My guess is that he’s referring to the fact that Blackwell offers much larger world sizes than Hopper and this makes LLM training/inference more efficient. Semianalysis has argued something similar here: https://semianalysis.com/2024/12/25/nvidias-christmas-present-gb300-b300-reasoning-inference-amazon-memory-supply-chain
Well yes, but that is just because they are whitelisting it to work with NVLink-72 switches. There is no reason a Hoppper GPU could not interface with NVLink-72 if Nvidia didn’t artificially limit it.
Additionally, by saying
>can’t be repeated even with Rubin Ultra NVL576
I think they are indicating there is something else improving besides world size increases, as this improvement would not exist even in 2 more gpu generations when we get 576 (194 gpus) worth of mono-addressable pooled vram, and the giant world / model-head sizes it will enable.
The reason Rubin NVL576 probably won’t help as much as the current transition from Hopper is that Blackwell NVL72 is already ~sufficient for the model sizes that are compute optimal to train on $30bn Blackwell training systems (which Rubin NVL144 training systems probably won’t significantly leapfrog before Rubin NVL576 comes out, unless there are reliable agents in 2026-2027 and funding goes through the roof).
The terminology Huang was advocating for at GTC 2025 (at 1:28:04) is to use “GPU” to refer to compute dies rather than chips/packages, and in these terms a Rubin NVL576 rack has 144 chips and 576 GPUs, rather than 144 GPUs. Even though this seems contentious, the terms compute die and chip/package remain less ambiguous than “GPU”.
Very reliable, long-horizon agency is already in the capability overhang of Gemini 2.5 pro, perhaps even the previous-tier models (gemini 2.0 exp, sonnet 3.5/3.7, gpt-4o, grok 3, deepseek r1, llama 4). It’s just the matter of harness/agent-wrapping logic and inference-time compute budget.
Agency engineering is currently in the brute-force stage. Agent engineers over rely on a “single LLM rollout” to be robust, but also often use LLM APIs that sometimes lack certain nitty-gritty affordances for implementing reliable agency, such as “N completions” with timely self-consistency pruning and perhaps scaling N up again when model’s own uncertainty is up.
This somewhat reminds me of the early LLM scale-up era where LLM engineers over relied on “stack more layers” without digging more into the architectural details. The best example is perhaps Megatron, a trillion-parameter model from 2021 whose performance is probably abysmal relative to the 2025 models of ~10B parameters (perhaps even 1B).
So, the current agents (such as Cursor, Claude Code, Replit, Manus) are in the “Megatron era” of efficiency. In four years, even with the same raw LLM capability, agents will be very reliable.
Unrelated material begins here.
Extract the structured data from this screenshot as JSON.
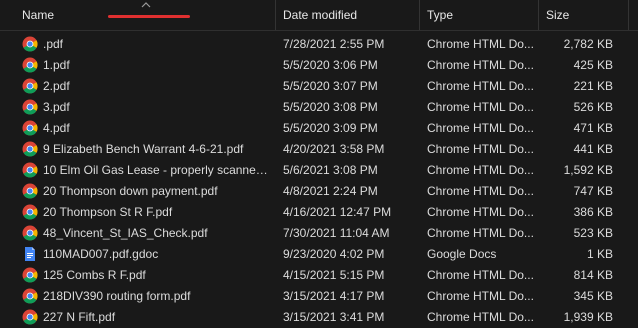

To give a more specific example when robustness is a matter of spending more on inference, let’s consider Gemini 2.5 pro: contrary to the hype, it often misses crucial considerations or acts strangely stupidly on modestly sized contexts (less than 50k tokens). However, seeing these omissions, it’s obvious to me that if someone applied ~1k token-sized chunks of that context to 2.5-pro’s output and asked a smaller LLM (flash or flash lite) “did this part of the context properly informed that output”, flash would answer No when 2.5-pro indeed missed something important from that part of the context. This should trigger a fallback on N-completions, 2.5 self-review with smaller pieces of the context, breaking down the context hierarchically, etc.
I meant “realiable agents” in the AI 2027 sense, that is something on the order of being sufficient for automated AI research, leading to much more revenue and investment in the lead-up rather than stalling at ~$100bn per individual training system for multiple years. My point is that it’s not currently knowable if it happens imminently in 2026-2027 or at least a few years later, meaning I don’t expect that evidence exists that distinguishes these possibilities even within the leading AI companies.